Il Ministro della Transizione ecologica Roberto Cingolani al telefono con John Kerry

Il Ministro italiano ha tenuto una conversazione telefonica con l’inviato speciale per il Clima degli Stati Uniti John Kerry, attualmente in Europa al termine di un tour che lo ha portato a Londra, Bruxelles e Parigi

Cingolani ha anticipato a Kerry che «il piano di ripresa italiano allocherà 80 miliardi di euro in cinque anni in progetti verdi che riguardino una accelerazione della de-carbonizzazione, con riduzioni che potranno arrivare sicuramente al 55% puntando al 60% delle emissioni al 2030 grazie al Recovery Fund».

Si tratterà di realizzare una serie di cospicui investimenti in nuove tecnologie con una forte spinta all’idrogeno verde e blu, seguita da una radicale trasformazione del Settore dell’acciaio in senso sostenibile, per poi scommettere su mobilità e trasporti sostenibili, stimolando, inoltre, l’autoproduzione di energia nel Settore agricolo e accrescimento del contributo dell’agricoltura per il contrasto del cambiamento climatico.

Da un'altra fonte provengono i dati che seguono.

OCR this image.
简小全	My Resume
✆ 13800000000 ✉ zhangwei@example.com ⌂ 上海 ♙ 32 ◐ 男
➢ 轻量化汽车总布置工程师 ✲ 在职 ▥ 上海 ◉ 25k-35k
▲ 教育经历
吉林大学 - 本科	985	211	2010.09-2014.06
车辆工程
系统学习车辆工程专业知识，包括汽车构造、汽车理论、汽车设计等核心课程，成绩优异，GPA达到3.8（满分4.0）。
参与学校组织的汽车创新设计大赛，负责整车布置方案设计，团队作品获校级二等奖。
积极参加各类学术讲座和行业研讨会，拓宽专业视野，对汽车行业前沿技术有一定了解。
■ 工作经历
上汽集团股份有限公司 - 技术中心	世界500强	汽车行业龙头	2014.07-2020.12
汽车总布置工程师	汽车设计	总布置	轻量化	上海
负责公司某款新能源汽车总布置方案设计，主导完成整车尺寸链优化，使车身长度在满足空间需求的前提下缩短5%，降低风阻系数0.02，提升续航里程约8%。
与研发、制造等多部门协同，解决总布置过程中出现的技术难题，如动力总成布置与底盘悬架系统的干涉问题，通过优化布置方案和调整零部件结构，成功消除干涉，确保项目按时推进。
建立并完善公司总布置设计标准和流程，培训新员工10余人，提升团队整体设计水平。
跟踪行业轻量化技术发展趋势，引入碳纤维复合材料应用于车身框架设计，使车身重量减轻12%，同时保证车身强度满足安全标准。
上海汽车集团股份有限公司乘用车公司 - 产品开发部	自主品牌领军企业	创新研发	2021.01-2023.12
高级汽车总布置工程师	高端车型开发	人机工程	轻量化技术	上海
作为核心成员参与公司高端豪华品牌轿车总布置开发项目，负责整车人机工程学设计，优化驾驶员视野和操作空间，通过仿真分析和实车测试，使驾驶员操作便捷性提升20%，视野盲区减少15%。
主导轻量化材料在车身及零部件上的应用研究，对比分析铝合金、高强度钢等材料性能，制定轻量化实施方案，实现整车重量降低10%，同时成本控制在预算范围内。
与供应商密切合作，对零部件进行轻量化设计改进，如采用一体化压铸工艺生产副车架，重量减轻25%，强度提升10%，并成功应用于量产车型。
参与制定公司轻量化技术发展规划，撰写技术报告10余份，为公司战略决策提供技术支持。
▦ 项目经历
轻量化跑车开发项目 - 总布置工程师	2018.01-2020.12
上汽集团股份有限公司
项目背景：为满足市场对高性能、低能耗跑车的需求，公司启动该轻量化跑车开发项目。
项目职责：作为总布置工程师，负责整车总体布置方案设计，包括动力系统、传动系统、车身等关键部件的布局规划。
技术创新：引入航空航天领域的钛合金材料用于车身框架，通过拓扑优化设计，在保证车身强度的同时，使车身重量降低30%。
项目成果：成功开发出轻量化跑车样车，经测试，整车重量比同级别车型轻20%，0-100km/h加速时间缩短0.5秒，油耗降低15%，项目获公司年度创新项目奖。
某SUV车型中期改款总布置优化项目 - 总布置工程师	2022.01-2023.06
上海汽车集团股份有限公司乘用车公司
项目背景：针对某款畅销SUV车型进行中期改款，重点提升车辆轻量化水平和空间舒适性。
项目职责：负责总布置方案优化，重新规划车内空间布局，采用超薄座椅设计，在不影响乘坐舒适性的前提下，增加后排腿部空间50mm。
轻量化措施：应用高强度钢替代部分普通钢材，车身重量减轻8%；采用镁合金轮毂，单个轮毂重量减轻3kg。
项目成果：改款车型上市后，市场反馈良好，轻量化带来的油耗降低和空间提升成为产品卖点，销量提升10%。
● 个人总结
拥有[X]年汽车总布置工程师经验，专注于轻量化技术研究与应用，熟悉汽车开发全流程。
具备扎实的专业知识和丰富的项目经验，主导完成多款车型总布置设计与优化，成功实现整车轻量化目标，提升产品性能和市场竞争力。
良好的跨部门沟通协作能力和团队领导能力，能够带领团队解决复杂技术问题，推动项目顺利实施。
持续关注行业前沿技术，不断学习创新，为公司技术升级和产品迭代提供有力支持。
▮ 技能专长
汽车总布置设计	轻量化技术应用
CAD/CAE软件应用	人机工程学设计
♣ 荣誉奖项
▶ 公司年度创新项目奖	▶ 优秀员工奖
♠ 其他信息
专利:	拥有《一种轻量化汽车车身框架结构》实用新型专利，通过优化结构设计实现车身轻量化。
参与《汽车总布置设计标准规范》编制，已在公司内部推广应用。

Il Ministro ha, infine, sottolineato la radicata tradizione di protezione dell’ambiente in Europa e in Italia, base per sviluppare ulteriormente la collaborazione con gli Stati Uniti al fine di accrescere l’ambizione globale: «L’approccio glocal – ha argomentato Cingolaniinduce a spingere per la presa di coscienza del legame fra azioni e sforzi locali da un lato e benefici globali dall’altro, elevando clima e ambiente a beni comuni riconosciuti universalmente».